Una Champions più esclusiva: come?

Agnelli porta probabilmente sul tavolo un discorso più ampio: non tanto se la singola squadra possa o no entrare in una lega aperta, quanto che tipo di lega debba essere la Champions. Da quello che emerge dalle parole di Agnelli, la Champions non dovrebbe essere una lega aperta, o comunque non così aperta. Una Champions capace di non disperdere squadre che sbagliano una stagione o di incamerare squadre che, per circostanze fortuite più che per programmazione, una stagione la azzeccano – ma questo non è il caso dell’Atalanta. Rafforzare le big è un piano che la UEFA ha già iniziato a rendere concreto con la nuova distribuzione dei premi su base storica – il ranking decennale – che premia le squadre più forti a scapito delle più deboli.
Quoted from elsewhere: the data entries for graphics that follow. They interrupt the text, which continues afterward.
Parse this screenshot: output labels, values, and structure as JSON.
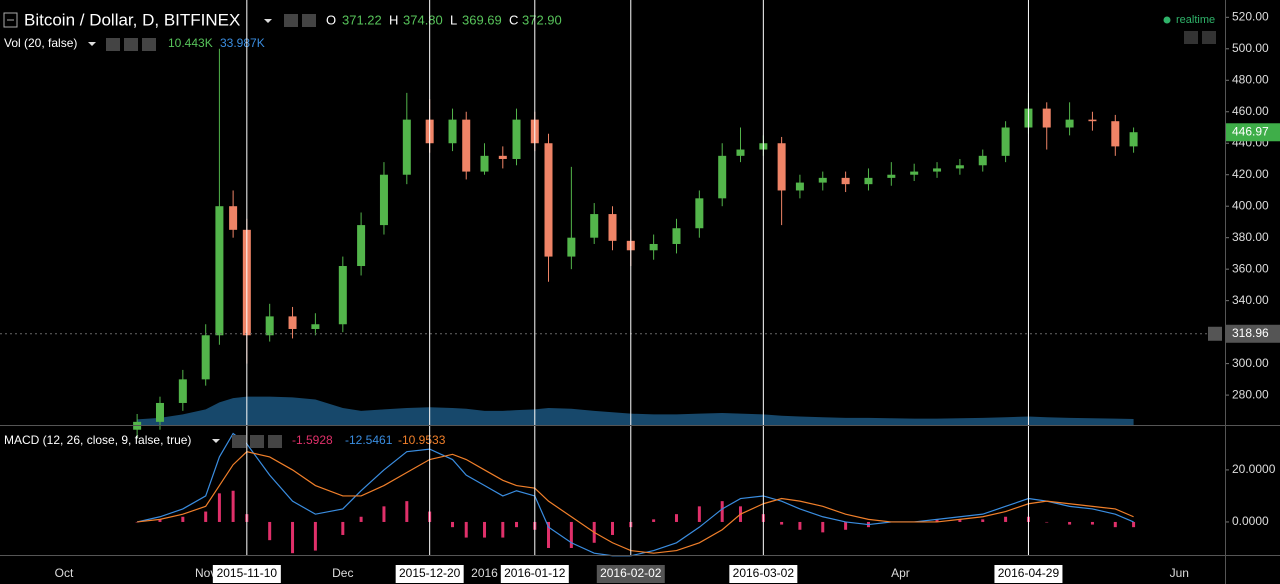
{
  "header": {
    "symbol": "Bitcoin / Dollar, D, BITFINEX",
    "ohlc_labels": [
      "O",
      "H",
      "L",
      "C"
    ],
    "ohlc_values": [
      "371.22",
      "374.80",
      "369.69",
      "372.90"
    ],
    "volume_title": "Vol (20, false)",
    "volume_values": [
      "10.443K",
      "33.987K"
    ],
    "realtime": "realtime"
  },
  "chart_data": [
    {
      "type": "candlestick",
      "x": [
        "2015-10-17",
        "2015-10-22",
        "2015-10-27",
        "2015-11-01",
        "2015-11-04",
        "2015-11-07",
        "2015-11-10",
        "2015-11-15",
        "2015-11-20",
        "2015-11-25",
        "2015-12-01",
        "2015-12-05",
        "2015-12-10",
        "2015-12-15",
        "2015-12-20",
        "2015-12-25",
        "2015-12-28",
        "2016-01-01",
        "2016-01-05",
        "2016-01-08",
        "2016-01-12",
        "2016-01-15",
        "2016-01-20",
        "2016-01-25",
        "2016-01-29",
        "2016-02-02",
        "2016-02-07",
        "2016-02-12",
        "2016-02-17",
        "2016-02-22",
        "2016-02-26",
        "2016-03-02",
        "2016-03-06",
        "2016-03-10",
        "2016-03-15",
        "2016-03-20",
        "2016-03-25",
        "2016-03-30",
        "2016-04-04",
        "2016-04-09",
        "2016-04-14",
        "2016-04-19",
        "2016-04-24",
        "2016-04-29",
        "2016-05-03",
        "2016-05-08",
        "2016-05-13",
        "2016-05-18",
        "2016-05-22"
      ],
      "open": [
        258,
        263,
        275,
        290,
        318,
        400,
        385,
        318,
        330,
        322,
        325,
        362,
        388,
        420,
        455,
        440,
        455,
        422,
        432,
        430,
        455,
        440,
        368,
        380,
        395,
        378,
        372,
        376,
        386,
        405,
        432,
        436,
        440,
        410,
        415,
        418,
        414,
        418,
        420,
        422,
        424,
        426,
        432,
        450,
        462,
        450,
        455,
        454,
        438
      ],
      "high": [
        268,
        279,
        296,
        325,
        500,
        410,
        392,
        338,
        336,
        332,
        368,
        396,
        428,
        472,
        468,
        462,
        460,
        440,
        438,
        462,
        460,
        446,
        425,
        402,
        400,
        385,
        382,
        392,
        410,
        440,
        450,
        445,
        444,
        420,
        422,
        422,
        424,
        428,
        427,
        428,
        430,
        436,
        454,
        472,
        466,
        466,
        460,
        458,
        450
      ],
      "low": [
        253,
        258,
        270,
        286,
        312,
        380,
        300,
        314,
        316,
        318,
        320,
        356,
        382,
        414,
        434,
        435,
        417,
        420,
        424,
        426,
        435,
        352,
        360,
        376,
        372,
        362,
        366,
        370,
        380,
        400,
        428,
        432,
        388,
        405,
        410,
        409,
        410,
        413,
        416,
        418,
        420,
        422,
        428,
        446,
        436,
        445,
        448,
        432,
        434
      ],
      "close": [
        263,
        275,
        290,
        318,
        400,
        385,
        318,
        330,
        322,
        325,
        362,
        388,
        420,
        455,
        440,
        455,
        422,
        432,
        430,
        455,
        440,
        368,
        380,
        395,
        378,
        372,
        376,
        386,
        405,
        432,
        436,
        440,
        410,
        415,
        418,
        414,
        418,
        420,
        422,
        424,
        426,
        432,
        450,
        462,
        450,
        455,
        454,
        438,
        447
      ],
      "up_color": "#53b54b",
      "down_color": "#ef8467",
      "volume_ma": [
        8000,
        10000,
        15000,
        22000,
        32000,
        38000,
        40000,
        40000,
        39000,
        36000,
        24000,
        20000,
        22000,
        24000,
        25000,
        24000,
        23000,
        20000,
        20000,
        21000,
        22000,
        24000,
        23000,
        20000,
        18000,
        16000,
        15000,
        15000,
        16000,
        17000,
        16000,
        15000,
        13000,
        12000,
        11000,
        10000,
        10000,
        9500,
        9000,
        9000,
        9500,
        10000,
        11000,
        12000,
        11000,
        10000,
        9500,
        9000,
        8500
      ],
      "volume_ylim": [
        0,
        120000
      ],
      "volume_color": "#1d5a86",
      "xlim": [
        "2015-09-17",
        "2016-06-11"
      ],
      "xticks": [
        {
          "value": "2015-10-01",
          "label": "Oct"
        },
        {
          "value": "2015-11-01",
          "label": "Nov"
        },
        {
          "value": "2015-12-01",
          "label": "Dec"
        },
        {
          "value": "2016-01-01",
          "label": "2016"
        },
        {
          "value": "2016-04-01",
          "label": "Apr"
        },
        {
          "value": "2016-06-01",
          "label": "Jun"
        }
      ],
      "markers": [
        {
          "date": "2015-11-10",
          "label_bg": "#ffffff"
        },
        {
          "date": "2015-12-20",
          "label_bg": "#ffffff"
        },
        {
          "date": "2016-01-12",
          "label_bg": "#ffffff"
        },
        {
          "date": "2016-02-02",
          "label_bg": "#555555"
        },
        {
          "date": "2016-03-02",
          "label_bg": "#ffffff"
        },
        {
          "date": "2016-04-29",
          "label_bg": "#ffffff"
        }
      ],
      "ylim": [
        261,
        531
      ],
      "yticks": [
        {
          "value": 280,
          "label": "280.00"
        },
        {
          "value": 300,
          "label": "300.00"
        },
        {
          "value": 320,
          "label": "320.00"
        },
        {
          "value": 340,
          "label": "340.00"
        },
        {
          "value": 360,
          "label": "360.00"
        },
        {
          "value": 380,
          "label": "380.00"
        },
        {
          "value": 400,
          "label": "400.00"
        },
        {
          "value": 420,
          "label": "420.00"
        },
        {
          "value": 440,
          "label": "440.00"
        },
        {
          "value": 460,
          "label": "460.00"
        },
        {
          "value": 480,
          "label": "480.00"
        },
        {
          "value": 500,
          "label": "500.00"
        },
        {
          "value": 520,
          "label": "520.00"
        }
      ],
      "last_price": {
        "value": 446.97,
        "label": "446.97"
      },
      "crosshair": {
        "value": 318.96,
        "label": "318.96"
      }
    },
    {
      "type": "macd",
      "title": "MACD (12, 26, close, 9, false, true)",
      "readout": [
        "-1.5928",
        "-12.5461",
        "-10.9533"
      ],
      "readout_colors": [
        "#e0306a",
        "#3a8de0",
        "#f07f2a"
      ],
      "series": [
        {
          "color": "#3a8de0",
          "values": [
            0,
            2,
            5,
            10,
            25,
            34,
            30,
            18,
            8,
            3,
            5,
            12,
            20,
            27,
            28,
            24,
            18,
            14,
            10,
            12,
            10,
            -2,
            -8,
            -12,
            -13,
            -13,
            -11,
            -8,
            -2,
            5,
            9,
            10,
            8,
            5,
            2,
            0,
            -1,
            0,
            0,
            1,
            2,
            3,
            6,
            9,
            8,
            6,
            5,
            3,
            0
          ]
        },
        {
          "color": "#f07f2a",
          "values": [
            0,
            1,
            3,
            6,
            14,
            22,
            27,
            25,
            20,
            14,
            10,
            10,
            14,
            19,
            24,
            26,
            24,
            20,
            16,
            14,
            13,
            8,
            2,
            -4,
            -8,
            -11,
            -12,
            -11,
            -8,
            -3,
            3,
            7,
            9,
            8,
            6,
            3,
            1,
            0,
            0,
            0,
            1,
            2,
            4,
            7,
            8,
            7,
            6,
            5,
            2
          ]
        }
      ],
      "histogram": {
        "color": "#e0306a",
        "values": [
          0,
          1,
          2,
          4,
          11,
          12,
          3,
          -7,
          -12,
          -11,
          -5,
          2,
          6,
          8,
          4,
          -2,
          -6,
          -6,
          -6,
          -2,
          -3,
          -10,
          -10,
          -8,
          -5,
          -2,
          1,
          3,
          6,
          8,
          6,
          3,
          -1,
          -3,
          -4,
          -3,
          -2,
          0,
          0,
          1,
          1,
          1,
          2,
          2,
          0,
          -1,
          -1,
          -2,
          -2
        ]
      },
      "ylim": [
        -12.7,
        36.5
      ],
      "yticks": [
        {
          "value": 0,
          "label": "0.0000"
        },
        {
          "value": 20,
          "label": "20.0000"
        }
      ]
    }
  ]
}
È altrettanto vero che la base decennale è lunga, ma non eterna, e se una big inizia a mancare, anno dopo anno, la qualificazione, ben presto sprofonderà anche in questa classifica. Probabilmente questo tipo di correttivo pro-big è considerato un brodino caldo dalle big stesse, che vorrebbero forse qualcosa di più: le più agguerrite vorrebbero forse una superlega chiusa, altre almeno licenze pluriennali e ammissioni ben più selezionate anche sulla base di una valutazione delle infrastrutture e del bacino d’utenza (come avviene nell’Eurolega di basket, che è però, è bene specificare, è una lega semichiusa).

Superlega o no, la UEFA cercherà probabilmente di trovare altri correttivi che rendano la Champions un po’ più esclusiva, cioè un po’ più premiante per le forti e le habitué, come accaduto con l’introduzione del ranking decennale. Ad esempio, per il 2024 si parla anche di una Champions sempre a 32 squadre ma con 4 gironi da 8 squadre e con una serie di “premi” qualificazione per l’edizione successiva. Tra questi, potrebbe esserci anche l’allargamento delle squadre che si qualificano di diritto: un’ipotesi potrebbe essere quella che assegna dei posti non solo in base ai piazzamenti nelle leghe domestiche, ma anche nella Champions stessa. Per esempio, una squadra che raggiunge le semifinali (la Roma, ma anche un’altra squadra citata da Agnelli nel suo discorso, cioè l’Ajax) potrebbe legittimamente avere il diritto di vedersi ammessa di diritto nella Champions successiva.